For purposes of this assessment, however, the crucial point is that mechanisms exist for the peaceful establishment of these claims through the submission of scientific evidence to the Commission.58 And the Arctic states, including Russia, have been following the rules of the game, and, in some instances, working together to develop the necessary scientific data.59 It is important to keep in mind that while these claims may implicate very large tracts of territory (as Russia’s initial application certainly did), there is nothing inherently illegitimate about such claims; the extent of “the submerged prolongation of the land mass of the coastal State” and “the slope and the rise” of “the sea-bed and subsoil of the shelf” does not command a pari passu distribution of continental shelf among the Arctic states.60 In brief, some states’ shelves may simply be bigger than others. This outcome could be entirely consistent with the rule of law.

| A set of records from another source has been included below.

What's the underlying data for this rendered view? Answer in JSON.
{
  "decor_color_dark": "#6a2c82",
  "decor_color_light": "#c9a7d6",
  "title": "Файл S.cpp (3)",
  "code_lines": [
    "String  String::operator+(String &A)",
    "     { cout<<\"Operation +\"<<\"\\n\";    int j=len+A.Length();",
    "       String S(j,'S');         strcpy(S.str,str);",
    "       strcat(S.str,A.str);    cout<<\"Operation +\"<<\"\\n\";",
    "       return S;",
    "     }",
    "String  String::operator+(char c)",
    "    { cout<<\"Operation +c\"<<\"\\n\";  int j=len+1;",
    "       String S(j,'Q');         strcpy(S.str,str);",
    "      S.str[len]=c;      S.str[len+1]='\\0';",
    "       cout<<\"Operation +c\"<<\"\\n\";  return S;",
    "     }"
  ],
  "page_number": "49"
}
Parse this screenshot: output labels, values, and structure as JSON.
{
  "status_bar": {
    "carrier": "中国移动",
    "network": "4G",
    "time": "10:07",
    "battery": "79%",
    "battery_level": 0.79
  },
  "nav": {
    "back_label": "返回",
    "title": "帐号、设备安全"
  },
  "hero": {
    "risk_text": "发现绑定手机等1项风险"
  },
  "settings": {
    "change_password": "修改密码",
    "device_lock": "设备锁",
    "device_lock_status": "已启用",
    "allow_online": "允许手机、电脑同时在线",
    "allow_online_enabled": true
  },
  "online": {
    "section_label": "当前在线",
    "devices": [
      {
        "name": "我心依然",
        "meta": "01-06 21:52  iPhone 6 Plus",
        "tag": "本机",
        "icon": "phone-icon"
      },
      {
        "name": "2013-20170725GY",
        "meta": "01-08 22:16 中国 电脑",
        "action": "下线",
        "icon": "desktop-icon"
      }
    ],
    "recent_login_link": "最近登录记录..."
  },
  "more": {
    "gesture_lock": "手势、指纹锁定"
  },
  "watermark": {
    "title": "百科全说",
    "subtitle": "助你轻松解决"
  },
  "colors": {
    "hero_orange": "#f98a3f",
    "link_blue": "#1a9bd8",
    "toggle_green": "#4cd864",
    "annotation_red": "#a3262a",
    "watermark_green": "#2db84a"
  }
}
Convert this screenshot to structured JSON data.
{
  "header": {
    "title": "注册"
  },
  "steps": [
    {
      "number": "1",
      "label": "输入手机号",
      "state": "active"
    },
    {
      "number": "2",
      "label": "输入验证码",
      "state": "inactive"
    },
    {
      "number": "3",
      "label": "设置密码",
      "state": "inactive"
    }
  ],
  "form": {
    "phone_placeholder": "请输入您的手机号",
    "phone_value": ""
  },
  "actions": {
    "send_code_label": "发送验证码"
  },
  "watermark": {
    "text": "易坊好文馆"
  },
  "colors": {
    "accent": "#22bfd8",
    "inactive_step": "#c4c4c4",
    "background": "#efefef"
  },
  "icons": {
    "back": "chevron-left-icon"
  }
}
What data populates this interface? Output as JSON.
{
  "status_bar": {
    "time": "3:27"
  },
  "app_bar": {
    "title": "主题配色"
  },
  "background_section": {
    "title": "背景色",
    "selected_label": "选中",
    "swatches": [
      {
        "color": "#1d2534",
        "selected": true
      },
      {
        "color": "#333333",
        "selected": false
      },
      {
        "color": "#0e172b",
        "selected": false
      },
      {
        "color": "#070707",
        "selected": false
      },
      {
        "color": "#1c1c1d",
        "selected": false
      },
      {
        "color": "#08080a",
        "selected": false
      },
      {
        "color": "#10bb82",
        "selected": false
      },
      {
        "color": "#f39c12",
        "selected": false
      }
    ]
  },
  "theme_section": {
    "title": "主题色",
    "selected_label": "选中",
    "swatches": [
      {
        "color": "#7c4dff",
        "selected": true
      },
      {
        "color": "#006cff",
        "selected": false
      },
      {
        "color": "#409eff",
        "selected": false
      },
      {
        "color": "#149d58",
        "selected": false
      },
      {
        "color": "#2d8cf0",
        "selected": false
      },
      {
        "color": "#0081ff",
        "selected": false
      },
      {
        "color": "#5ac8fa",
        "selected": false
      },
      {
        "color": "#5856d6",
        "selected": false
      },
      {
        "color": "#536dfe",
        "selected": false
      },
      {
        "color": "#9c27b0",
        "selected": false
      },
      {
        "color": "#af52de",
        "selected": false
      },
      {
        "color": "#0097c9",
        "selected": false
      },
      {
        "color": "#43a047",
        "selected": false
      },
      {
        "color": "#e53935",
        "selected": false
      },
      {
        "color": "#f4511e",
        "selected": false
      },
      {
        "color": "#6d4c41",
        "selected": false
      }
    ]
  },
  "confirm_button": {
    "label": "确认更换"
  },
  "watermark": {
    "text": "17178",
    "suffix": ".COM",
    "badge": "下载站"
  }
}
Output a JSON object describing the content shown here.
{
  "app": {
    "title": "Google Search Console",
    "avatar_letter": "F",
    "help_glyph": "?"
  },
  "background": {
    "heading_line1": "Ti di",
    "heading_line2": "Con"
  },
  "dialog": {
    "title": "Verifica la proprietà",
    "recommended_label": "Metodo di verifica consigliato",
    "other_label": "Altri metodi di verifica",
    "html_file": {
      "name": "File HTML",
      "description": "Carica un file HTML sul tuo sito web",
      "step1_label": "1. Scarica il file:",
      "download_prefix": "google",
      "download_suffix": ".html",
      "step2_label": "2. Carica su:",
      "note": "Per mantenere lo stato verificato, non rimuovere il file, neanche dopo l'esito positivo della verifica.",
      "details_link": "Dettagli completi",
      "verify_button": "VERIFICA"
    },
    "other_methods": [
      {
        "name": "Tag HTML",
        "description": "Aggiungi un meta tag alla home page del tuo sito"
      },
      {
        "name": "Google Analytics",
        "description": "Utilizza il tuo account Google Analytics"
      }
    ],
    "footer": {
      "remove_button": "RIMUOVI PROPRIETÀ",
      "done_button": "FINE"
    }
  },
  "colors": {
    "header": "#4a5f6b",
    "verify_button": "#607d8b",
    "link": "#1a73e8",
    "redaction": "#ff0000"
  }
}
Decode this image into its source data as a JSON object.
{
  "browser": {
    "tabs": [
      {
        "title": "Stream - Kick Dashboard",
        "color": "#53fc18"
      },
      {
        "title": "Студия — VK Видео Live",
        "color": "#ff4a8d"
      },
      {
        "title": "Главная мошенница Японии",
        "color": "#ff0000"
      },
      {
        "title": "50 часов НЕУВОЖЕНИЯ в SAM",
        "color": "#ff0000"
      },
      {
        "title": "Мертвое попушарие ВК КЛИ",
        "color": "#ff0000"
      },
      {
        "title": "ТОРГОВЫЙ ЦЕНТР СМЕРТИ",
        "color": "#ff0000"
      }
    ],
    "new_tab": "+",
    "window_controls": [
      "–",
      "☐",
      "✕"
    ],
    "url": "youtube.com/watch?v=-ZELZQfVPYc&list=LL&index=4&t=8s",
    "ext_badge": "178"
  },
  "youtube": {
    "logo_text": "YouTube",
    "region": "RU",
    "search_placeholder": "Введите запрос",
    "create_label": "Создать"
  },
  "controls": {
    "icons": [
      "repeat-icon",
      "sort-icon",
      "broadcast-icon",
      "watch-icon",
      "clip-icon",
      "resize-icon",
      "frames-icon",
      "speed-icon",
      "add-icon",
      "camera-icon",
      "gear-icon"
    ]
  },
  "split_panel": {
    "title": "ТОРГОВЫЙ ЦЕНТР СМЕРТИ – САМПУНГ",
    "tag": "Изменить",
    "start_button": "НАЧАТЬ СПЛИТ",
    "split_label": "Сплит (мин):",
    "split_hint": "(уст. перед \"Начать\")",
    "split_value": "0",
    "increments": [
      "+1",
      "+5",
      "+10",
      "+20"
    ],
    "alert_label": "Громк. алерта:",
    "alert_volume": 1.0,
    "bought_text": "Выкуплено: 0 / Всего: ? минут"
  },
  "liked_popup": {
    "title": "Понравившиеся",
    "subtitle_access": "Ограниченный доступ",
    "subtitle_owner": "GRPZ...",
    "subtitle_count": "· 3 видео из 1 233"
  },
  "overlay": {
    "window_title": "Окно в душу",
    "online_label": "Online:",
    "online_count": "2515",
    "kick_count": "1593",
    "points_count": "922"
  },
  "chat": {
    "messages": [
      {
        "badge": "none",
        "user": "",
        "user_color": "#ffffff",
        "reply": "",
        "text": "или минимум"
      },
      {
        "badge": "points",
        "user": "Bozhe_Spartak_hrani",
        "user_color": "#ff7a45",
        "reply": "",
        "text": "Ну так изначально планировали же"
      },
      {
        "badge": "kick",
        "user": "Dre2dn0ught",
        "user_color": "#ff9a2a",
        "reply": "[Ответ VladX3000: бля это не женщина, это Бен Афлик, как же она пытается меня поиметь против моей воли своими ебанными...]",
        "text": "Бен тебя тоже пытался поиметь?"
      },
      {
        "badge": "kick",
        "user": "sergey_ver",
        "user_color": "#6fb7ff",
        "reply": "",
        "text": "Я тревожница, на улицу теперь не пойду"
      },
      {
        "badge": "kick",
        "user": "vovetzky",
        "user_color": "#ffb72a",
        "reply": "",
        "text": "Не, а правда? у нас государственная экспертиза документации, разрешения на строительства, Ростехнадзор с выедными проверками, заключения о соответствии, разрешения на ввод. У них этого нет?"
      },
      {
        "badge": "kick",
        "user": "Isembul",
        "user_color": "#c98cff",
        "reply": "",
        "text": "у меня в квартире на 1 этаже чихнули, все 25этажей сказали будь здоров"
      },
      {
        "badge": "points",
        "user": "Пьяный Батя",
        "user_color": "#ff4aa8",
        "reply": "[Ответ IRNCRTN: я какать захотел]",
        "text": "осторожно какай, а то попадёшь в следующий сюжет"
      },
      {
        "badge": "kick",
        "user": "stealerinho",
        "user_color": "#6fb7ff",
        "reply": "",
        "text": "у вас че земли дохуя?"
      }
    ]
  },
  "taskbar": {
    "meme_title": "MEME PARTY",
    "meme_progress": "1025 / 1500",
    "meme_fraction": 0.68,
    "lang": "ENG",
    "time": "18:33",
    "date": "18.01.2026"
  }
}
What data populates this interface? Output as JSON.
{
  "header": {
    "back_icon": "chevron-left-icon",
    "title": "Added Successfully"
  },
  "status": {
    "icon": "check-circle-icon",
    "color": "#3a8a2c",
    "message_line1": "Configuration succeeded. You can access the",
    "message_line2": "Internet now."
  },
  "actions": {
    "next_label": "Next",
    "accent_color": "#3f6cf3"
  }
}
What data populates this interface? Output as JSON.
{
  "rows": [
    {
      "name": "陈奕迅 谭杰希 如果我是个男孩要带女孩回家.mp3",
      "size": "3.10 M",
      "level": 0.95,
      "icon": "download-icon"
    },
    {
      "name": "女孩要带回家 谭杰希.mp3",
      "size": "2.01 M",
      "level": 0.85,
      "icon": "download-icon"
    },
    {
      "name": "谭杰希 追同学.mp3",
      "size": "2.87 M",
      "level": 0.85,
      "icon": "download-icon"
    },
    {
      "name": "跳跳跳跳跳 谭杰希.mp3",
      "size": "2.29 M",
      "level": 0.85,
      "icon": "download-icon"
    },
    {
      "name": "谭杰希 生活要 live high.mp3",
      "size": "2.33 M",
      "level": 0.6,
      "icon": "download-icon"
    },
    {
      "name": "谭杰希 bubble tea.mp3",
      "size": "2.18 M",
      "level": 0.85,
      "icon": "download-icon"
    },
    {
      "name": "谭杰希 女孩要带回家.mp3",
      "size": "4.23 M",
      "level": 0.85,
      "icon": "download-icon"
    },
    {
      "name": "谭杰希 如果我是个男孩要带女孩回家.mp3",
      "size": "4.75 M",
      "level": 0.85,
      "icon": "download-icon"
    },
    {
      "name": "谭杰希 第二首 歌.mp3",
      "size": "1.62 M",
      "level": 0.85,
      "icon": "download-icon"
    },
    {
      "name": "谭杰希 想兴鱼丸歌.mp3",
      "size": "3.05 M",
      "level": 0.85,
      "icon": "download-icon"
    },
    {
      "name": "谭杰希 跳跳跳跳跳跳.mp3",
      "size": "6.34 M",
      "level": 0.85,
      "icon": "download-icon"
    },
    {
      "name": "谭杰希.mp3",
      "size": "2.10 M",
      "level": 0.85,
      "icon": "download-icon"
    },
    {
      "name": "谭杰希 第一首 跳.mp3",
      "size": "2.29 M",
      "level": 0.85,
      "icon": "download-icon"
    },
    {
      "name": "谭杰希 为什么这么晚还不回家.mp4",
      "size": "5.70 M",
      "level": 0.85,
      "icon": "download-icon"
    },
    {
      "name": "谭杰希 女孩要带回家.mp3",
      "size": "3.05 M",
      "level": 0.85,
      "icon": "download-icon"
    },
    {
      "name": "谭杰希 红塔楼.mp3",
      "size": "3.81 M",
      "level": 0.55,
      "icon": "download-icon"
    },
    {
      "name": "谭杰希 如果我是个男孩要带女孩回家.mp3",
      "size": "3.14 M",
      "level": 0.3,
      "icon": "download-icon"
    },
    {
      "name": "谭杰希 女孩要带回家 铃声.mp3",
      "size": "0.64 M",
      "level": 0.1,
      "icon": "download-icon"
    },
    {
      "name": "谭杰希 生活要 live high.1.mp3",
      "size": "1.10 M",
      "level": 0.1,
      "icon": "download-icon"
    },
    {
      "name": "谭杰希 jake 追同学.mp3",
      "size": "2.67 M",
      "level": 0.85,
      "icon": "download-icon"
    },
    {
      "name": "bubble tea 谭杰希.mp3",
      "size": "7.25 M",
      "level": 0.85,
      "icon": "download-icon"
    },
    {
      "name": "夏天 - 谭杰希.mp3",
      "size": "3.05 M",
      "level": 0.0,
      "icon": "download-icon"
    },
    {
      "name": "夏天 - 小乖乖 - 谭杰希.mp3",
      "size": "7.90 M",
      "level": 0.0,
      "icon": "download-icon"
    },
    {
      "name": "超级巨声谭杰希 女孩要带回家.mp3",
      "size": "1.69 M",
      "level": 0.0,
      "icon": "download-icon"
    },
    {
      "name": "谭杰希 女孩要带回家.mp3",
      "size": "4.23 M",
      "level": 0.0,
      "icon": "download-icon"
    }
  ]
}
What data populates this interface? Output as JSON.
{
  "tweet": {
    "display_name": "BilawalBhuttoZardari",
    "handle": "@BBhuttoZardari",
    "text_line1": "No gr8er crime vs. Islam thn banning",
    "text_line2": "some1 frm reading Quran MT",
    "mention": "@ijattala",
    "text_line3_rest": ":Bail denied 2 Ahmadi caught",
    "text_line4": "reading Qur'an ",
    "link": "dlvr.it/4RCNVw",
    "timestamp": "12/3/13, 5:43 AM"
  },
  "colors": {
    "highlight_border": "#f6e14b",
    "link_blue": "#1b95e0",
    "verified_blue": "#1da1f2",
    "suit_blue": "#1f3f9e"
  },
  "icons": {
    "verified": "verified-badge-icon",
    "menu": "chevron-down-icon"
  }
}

While there are legitimate reasons to be concerned that the Commission is overworked and understaffed, there is currently no indication that any country, Russia included, is prepared to charge ahead with an Arctic claim that has not received the Commission’s approval.61 Consistent with that view, it has emerged that February 2009 talks between Canada and Russia included discussion of a potential joint submission from Canada, Denmark, and Russia to the Commission.62 Such an application would not determine competing claims among the three countries, but would allow for demarcation of the area under the control of those coastal states from the area beyond. Furthermore, the collaboration required to produce a joint submission could itself be a valuable confidence-building measure that would defuse nascent disagreements over exactly where final borders should be drawn.